We will be using the official implementation of the Sophia-G optimizer from the paper available at https://arxiv.org/abs/2305.14342 and the GPT-2 training scripts from the repository https://github.com/Liuhong99/Sophia. We need to clone their GitHub repository into your Google Drive.

 A big thank you to Liu Hong, Li Zhiyuan, Hall David, Liang Percy, and Ma Tengyu for their hard work on this project!


In [None]:
!git clone https://github.com/Liuhong99/Sophia

In [None]:
%cd <your_path>/Sophia


### 3. Install the required libraries.

In [None]:
!pip install torch torchvision torchaudio
!pip install transformers
!pip install datasets
!pip install tiktoken
!pip install wandb

###4. Download and tokenize the OpenWebText dataset.

If the tokenization process takes a significant amount of time, you can download pre-tokenized datasets from the following link: https://drive.google.com/drive/folders/1-hUTokBt_Y0tN3wTMWpe1g4FVK1QoB0c?usp=sharing.

In [None]:
!python data/openwebtext/prepare.py

### 5. Start training the GPT-2 model using the **Sophia** optimizer.

1. Using a larger batch size may result in a "Cuda out of memory" error on Google Colab.

2. At the `train_sophiag.py` file, please be aware that setting `dtype = 'bfloat16'` could lead to an error on Google Colab.
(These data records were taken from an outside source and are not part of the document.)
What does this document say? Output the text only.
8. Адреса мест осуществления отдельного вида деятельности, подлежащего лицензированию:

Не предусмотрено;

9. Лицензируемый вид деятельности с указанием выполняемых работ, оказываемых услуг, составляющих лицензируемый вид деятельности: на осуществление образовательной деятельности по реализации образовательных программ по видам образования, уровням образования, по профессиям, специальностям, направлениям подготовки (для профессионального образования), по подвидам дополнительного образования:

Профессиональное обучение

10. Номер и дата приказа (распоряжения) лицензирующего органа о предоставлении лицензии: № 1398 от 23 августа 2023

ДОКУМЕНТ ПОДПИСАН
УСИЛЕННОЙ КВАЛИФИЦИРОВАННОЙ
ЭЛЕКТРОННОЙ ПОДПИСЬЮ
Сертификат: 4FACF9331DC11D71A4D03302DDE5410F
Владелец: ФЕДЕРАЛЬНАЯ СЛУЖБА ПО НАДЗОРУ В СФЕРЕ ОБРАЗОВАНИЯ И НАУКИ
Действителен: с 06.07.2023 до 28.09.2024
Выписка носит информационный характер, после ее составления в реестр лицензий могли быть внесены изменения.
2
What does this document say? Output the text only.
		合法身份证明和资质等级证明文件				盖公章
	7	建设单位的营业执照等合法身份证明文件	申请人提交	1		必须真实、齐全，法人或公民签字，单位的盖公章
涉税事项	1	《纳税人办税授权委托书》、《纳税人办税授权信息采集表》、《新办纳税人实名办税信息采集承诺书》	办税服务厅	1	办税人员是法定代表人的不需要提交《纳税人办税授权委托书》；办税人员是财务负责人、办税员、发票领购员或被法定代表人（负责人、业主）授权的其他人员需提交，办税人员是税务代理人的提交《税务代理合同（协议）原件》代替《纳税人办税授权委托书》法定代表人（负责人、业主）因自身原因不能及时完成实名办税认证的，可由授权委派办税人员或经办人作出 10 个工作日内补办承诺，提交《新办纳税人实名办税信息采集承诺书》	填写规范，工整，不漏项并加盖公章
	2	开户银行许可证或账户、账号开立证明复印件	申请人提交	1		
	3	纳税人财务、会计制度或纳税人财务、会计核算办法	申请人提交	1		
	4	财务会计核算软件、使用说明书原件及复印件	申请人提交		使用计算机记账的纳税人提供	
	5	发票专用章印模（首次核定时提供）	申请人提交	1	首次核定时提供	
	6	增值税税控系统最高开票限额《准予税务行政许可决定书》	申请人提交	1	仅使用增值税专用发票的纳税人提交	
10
To mitigate this, you can try using `dtype = 'float32'` instead.

In [None]:
!torchrun --standalone --nproc_per_node=1 train_sophiag.py config/train_gpt2_small_sophiag.py --batch_size=2 --gradient_accumulation_steps=8

### 6. Start training the GPT-2 model using the **Adam** optimizer.

1. Using a larger batch size may result in a "Cuda out of memory" error on Google Colab.

2. At the `train_adam.py` file, please be aware that setting `dtype = 'bfloat16'` could lead to an error on Google Colab. To mitigate this, you can try using `dtype = 'float32'` instead.

In [None]:
!torchrun --standalone --nproc_per_node=1 train_adam.py config/train_gpt2_small_adam.py --batch_size=2 --gradient_accumulation_steps=8

### Reference Result
You can find the reference result for the trained GPT-2 model with Sophia and Adam optimizer at the following link: https://api.wandb.ai/links/ilovedorayaki1998/sb5hhjbb.

Please note that this link leads to an external website, and its availability or content may be subject to change.